Menanggapi hal ini, pihak Aqua memberikan penjelasan bahwa sumber air yang dimaksud adalah dari akuifer dalam — lapisan air tanah yang terletak jauh di bawah permukaan dan memiliki tekanan tinggi.
Menurut Rachmat Fajar Lubis, peneliti hidrologi dari Pusat Riset Limnologi dan Sumber Daya Air, BRIN, sumber air di alam secara umum terbagi menjadi tiga jenis: air hujan, air permukaan, dan air tanah. Dari ketiganya, air tanah merupakan sumber utama bagi sebagian besar perusahaan AMDK di Indonesia.
“Air tanah memiliki dua karakter,” ujar Rachmat kepada detikcom, Minggu (26/10/2025). “Ada air tanah bebas dan ada air tanah tertekan. Air tanah bebas adalah air yang tekanannya sama dengan udara di sekitarnya, letaknya dekat dengan permukaan tanah, dan biasanya digunakan untuk kebutuhan rumah tangga.”
Air tanah bebas ini mudah terpengaruh oleh kondisi cuaca — melimpah saat musim hujan dan menyusut ketika kemarau. Berbeda dengan itu, air tanah tertekan (akuifer dalam) terletak jauh di bawah permukaan dan dilindungi oleh lapisan kedap air, sehingga tidak mudah tercemar atau terpengaruh musim.
“Air tanah tertekan bisa tetap mengalir bahkan saat kemarau panjang. Itulah sebabnya sungai tetap memiliki aliran air meskipun musim kering,” jelasnya.

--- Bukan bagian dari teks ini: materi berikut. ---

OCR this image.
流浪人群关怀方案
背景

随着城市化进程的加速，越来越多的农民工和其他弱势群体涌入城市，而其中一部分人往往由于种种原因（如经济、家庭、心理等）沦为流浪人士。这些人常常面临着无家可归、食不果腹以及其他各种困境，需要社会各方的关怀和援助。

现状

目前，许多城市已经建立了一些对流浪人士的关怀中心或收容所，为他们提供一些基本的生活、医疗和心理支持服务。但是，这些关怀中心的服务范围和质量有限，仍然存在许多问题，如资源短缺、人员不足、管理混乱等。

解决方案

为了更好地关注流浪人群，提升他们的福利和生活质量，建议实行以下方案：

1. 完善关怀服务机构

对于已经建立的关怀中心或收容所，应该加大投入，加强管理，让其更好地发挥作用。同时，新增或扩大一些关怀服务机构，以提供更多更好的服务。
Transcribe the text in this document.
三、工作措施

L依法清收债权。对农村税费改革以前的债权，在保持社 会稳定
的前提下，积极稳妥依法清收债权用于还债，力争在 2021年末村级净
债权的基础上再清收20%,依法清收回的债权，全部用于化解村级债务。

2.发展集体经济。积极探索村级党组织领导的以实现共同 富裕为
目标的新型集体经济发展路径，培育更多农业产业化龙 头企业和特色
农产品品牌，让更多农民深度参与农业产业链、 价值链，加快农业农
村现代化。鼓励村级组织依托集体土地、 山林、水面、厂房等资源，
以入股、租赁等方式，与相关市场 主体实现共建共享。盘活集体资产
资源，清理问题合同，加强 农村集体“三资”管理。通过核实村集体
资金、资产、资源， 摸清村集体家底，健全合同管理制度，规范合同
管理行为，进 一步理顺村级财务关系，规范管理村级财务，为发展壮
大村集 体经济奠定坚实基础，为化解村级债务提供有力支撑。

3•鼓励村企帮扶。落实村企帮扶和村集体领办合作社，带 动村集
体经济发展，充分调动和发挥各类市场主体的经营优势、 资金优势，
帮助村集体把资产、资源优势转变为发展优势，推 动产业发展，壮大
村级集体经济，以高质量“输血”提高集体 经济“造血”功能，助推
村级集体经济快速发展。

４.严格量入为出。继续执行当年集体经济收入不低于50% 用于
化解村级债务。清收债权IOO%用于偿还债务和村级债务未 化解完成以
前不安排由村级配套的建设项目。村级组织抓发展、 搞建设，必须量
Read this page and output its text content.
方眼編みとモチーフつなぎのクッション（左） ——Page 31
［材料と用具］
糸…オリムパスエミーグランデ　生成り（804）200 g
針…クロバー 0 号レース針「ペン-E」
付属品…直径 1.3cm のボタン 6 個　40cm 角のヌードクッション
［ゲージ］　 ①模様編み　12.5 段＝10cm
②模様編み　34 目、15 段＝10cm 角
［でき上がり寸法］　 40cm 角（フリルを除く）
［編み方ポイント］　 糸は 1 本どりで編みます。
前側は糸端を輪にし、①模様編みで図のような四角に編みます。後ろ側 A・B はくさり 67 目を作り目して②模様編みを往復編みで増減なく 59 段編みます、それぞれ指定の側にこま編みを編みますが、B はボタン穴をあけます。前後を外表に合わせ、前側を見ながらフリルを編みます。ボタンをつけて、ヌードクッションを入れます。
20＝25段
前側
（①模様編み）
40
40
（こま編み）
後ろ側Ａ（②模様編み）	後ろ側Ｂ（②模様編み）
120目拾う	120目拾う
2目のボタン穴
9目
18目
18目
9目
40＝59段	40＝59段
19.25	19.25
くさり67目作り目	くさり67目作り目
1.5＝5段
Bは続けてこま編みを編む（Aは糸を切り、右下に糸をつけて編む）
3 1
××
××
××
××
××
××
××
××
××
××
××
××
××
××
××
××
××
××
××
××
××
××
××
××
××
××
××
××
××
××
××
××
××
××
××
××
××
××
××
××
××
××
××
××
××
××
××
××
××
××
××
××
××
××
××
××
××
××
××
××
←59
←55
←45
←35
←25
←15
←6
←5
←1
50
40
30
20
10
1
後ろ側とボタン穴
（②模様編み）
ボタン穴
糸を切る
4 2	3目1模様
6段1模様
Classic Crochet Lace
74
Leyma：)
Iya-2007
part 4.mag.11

Karena letaknya yang dalam, pengambilan air dari akuifer ini memerlukan izin resmi serta dikenakan pajak air tanah, tidak dapat dilakukan sembarangan.
Rachmat menjelaskan bahwa baik air dari mata air alami maupun air hasil pengeboran sebenarnya bisa berasal dari lapisan akuifer yang sama. Perbedaannya terletak pada cara pengambilan dan pengelolaannya.
“Sekarang hampir semua perusahaan AMDK menggunakan metode pengeboran, bahkan di wilayah yang dekat dengan sumber mata air,” ungkapnya. “Tujuannya untuk menjaga kualitas air dari potensi kontaminasi bakteri.”
Menurutnya, meskipun mata air berasal langsung dari perut bumi, risiko terpapar mikroorganisme tetap ada, terutama jika di sekitar sumber tersebut terdapat aktivitas manusia, hewan, atau vegetasi padat yang dapat memengaruhi kualitas air.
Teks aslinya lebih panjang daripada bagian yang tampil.